Virginia Tech 7 7 7 7 — 28

Boston 7 21 0 7 — 35

First Quarter

BC—Flowers 33 pass from An.Brown (Boumerhi kick), 12:01

VT—Grimsley 55 pass from Willis (B.Johnson kick), 4:43

Second Quarter

VT—T.Robinson 20 pass from Willis (B.Johnson kick), 11:29

BC—Dillon 17 run (Boumerhi kick), 7:58

BC—White 17 pass from An.Brown (Boumerhi kick), 6:20

BC—An.Brown 28 run (Boumerhi kick), 2:15

Third Quarter

VT—Mitchell 11 pass from Willis (B.Johnson kick), 3:09

Fourth Quarter

BC—Bailey 1 run (Boumerhi kick), 7:53

VT—K.Smith 11 pass from Willis (B.Johnson kick), 2:13



First downs 29 18

Rushes-yards 42-98 48-157

Passing 344 275

Comp-Att-Int 29-47-3 15-27-1

Return Yards 72 78

Punts-Avg. 6-41.66 6-37.0

Fumbles-Lost 2-2 2-0

Penalties-Yards 4-20 6-32

Time of Possession 33:58 26:02


RUSHING—Virginia Tech, King 10-33, McClease 11-32, Holston 4-15, Willis 13-13, Turner 1-7, Debose 2-4, (Team) 1-(minus 6). Boston, Dillon 23-81, Bailey 12-38, Flowers 3-25, An.Brown 5-15, Richardson 1-2, (Team) 4-(minus 4).

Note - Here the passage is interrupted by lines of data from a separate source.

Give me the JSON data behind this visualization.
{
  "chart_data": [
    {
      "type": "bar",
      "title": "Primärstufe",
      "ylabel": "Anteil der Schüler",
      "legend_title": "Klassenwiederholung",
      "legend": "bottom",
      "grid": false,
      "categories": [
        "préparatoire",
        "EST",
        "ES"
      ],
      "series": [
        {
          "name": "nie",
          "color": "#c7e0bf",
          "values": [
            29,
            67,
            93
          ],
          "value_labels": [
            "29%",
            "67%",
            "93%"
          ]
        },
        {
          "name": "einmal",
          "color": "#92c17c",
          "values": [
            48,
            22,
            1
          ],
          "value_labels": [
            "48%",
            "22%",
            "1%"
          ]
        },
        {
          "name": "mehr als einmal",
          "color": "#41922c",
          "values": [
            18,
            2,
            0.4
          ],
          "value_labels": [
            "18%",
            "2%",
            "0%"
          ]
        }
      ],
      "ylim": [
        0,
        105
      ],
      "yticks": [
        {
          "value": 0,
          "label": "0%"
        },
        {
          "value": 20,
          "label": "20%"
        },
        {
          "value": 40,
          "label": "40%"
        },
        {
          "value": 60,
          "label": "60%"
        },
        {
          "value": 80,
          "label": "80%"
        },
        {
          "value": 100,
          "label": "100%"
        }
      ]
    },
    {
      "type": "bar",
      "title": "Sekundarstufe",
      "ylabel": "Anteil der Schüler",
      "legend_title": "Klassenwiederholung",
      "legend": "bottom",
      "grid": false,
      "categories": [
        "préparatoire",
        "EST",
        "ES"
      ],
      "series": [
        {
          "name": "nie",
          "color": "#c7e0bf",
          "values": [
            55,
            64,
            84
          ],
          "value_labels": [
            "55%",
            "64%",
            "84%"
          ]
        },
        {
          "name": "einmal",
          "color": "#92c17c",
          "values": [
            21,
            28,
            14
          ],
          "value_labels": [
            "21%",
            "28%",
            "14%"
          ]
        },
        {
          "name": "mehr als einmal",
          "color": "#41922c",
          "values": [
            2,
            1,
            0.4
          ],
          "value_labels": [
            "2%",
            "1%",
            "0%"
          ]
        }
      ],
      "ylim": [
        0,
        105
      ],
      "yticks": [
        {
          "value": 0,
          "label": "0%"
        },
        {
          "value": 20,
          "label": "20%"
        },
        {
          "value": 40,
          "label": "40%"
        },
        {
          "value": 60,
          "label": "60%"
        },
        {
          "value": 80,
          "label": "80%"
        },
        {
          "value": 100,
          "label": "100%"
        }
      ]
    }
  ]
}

PASSING—Virginia Tech, Willis 29-47-3-344. Boston, White 0-1-1-0, An.Brown 15-26-0-275.

RECEIVING—Virginia Tech, T.Robinson 6-72, Turner 5-49, Grimsley 4-98, K.Smith 4-62, Keene 4-13, Mitchell 2-22, Belmar 2-19, McClease 1-6, King 1-3. Boston, Long 4-53, White 3-73, Flowers 2-91, Idrizi 2-20, Bailey 1-27, Dillon 1-9, Burt 1-3, Glines 1-(minus 1).

MISSED FIELD GOALS—Boston, Boumerhi 38.